The Taliban turn off the phones by threatening to bomb or burn down the towers. It costs the phone companies $200,000 to $250,000 to repair a tower, and the Taliban often will threaten any workman who comes to restore one.
In some cases, most of a province’s phones might be turned off from 6 p.m. to 6 a.m.; in others, the signal might be off 20 hours a day. In some provinces, such as Zabul, there is no phone service outside the provincial capital, Qalat, and there it is limited to five hours a day. A handful of provinces, generally those that are more stable, might have only one or two districts where the phones are off in the evening, and the rest have 24-hour service.
NATO has been helping in the construction of cell towers by the Afghan wireless network, on military bases where they would be protected ultimately by the Afghan security forces. So far the number of these towers that are working is relatively small.
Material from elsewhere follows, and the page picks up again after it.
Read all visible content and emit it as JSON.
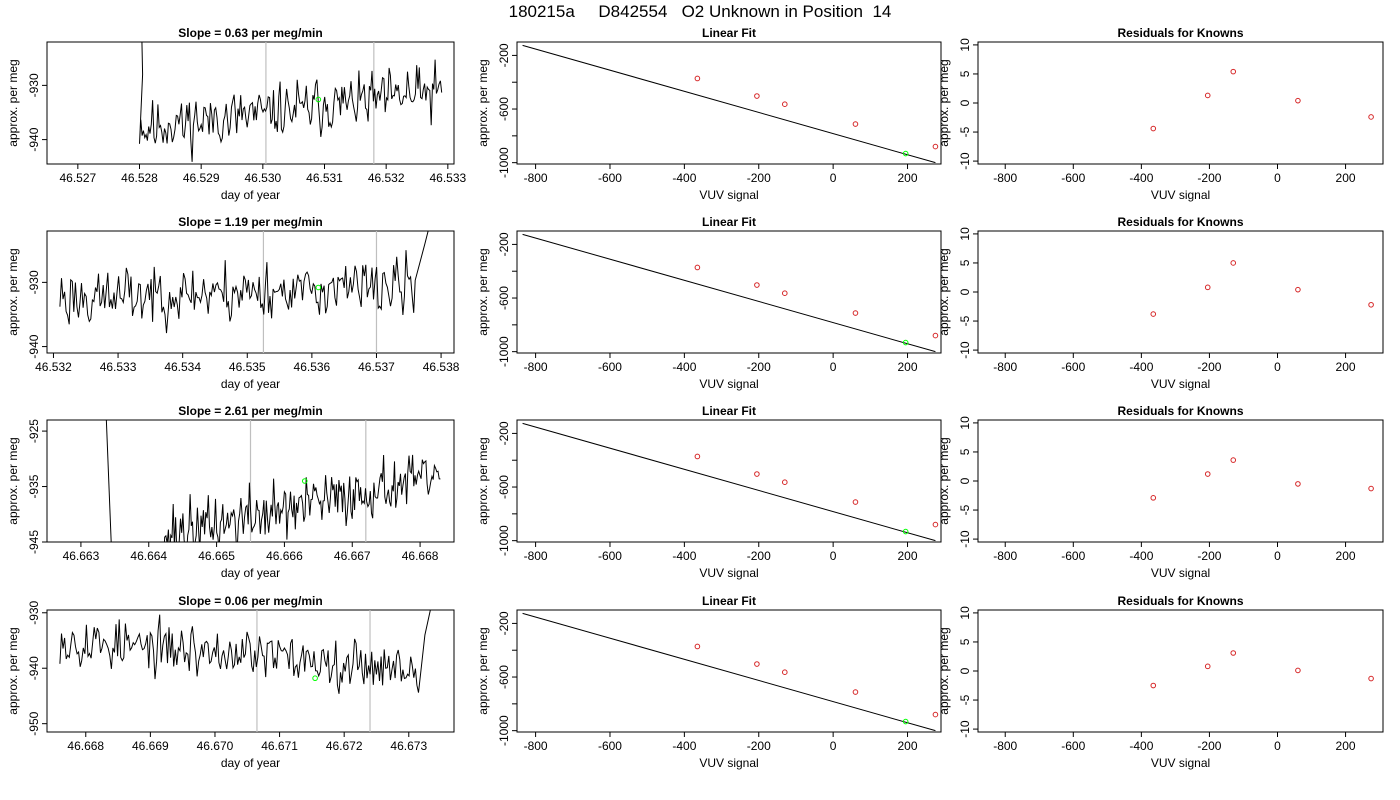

"In the last 12 months we had some incidents such as destruction of telephone towers by bombing them," said Asadullah Hamidi, the governor’s spokesman in Kapisa province, northeast of Kabul, where he said three cell towers were destroyed in the two districts where the Taliban were active. "The government is trying to resolve this issue, but still we have many problems that we cannot overcome very quickly."
Another benefit of the cellphone campaign for the Taliban is that it does not risk civilians’ lives, which fits with Taliban’s new push to recast their image.
Apparently in an effort to appear more open, Mullah Muhammad Omar, the Taliban leader, promised in a message in August, at the end of the Muslim holy month of Ramadan, that when the Taliban regained power they would be inclusive to Afghans of all ethnicities, friendly to all countries and eager to develop the economy.
Afghanistan has "rich mines and high potential for energy resources," he said. Then he added in a faintly utopian vein, "We can make investments in these sectors in conditions of peace and stability and wrangle ourselves from the tentacles of poverty, unemployment and ignorance."
Professionals and businessmen will be "encouraged," Omar said. There was no mention of women in the lengthy message, which was translated by the Maryland-based SITE monitoring service, which tracks jihadist communications.
Mujahid, the Taliban spokesman, said that education should be opened up to both boys and girls, as long as it is imbued with Islamic values, reversing the Taliban’s pre-2001 policies when girls were barred from school and boys were encouraged to study only the Quran.
The newfound support for education is hardly uniform. In a number of areas the Taliban still intimidate teachers and even execute them, but elsewhere they seem to be trying to find a curriculum they can support.
A prominent former Taliban leader who lives in Kabul, Mullah Abdul Salam Zaeef, who has maintained contact with the Taliban, has, along with several other former Taliban members and others, started a school in Kabul for boys and girls — in separate buildings — that teaches the basics: reading, math, English, computer science and religion.
Mullah Zaeef describes it as an "Islamic Education" with Islamic values and modern knowledge.
"The Taliban now are more interested in Islamic education; they are using technology," he said, alluding to the movement’s adept use of the Internet, including websites, Twitter accounts and Facebook.
"We want to provide a symbol of Islamic education," he said. "But modern — but totally, 100 percent Islamic."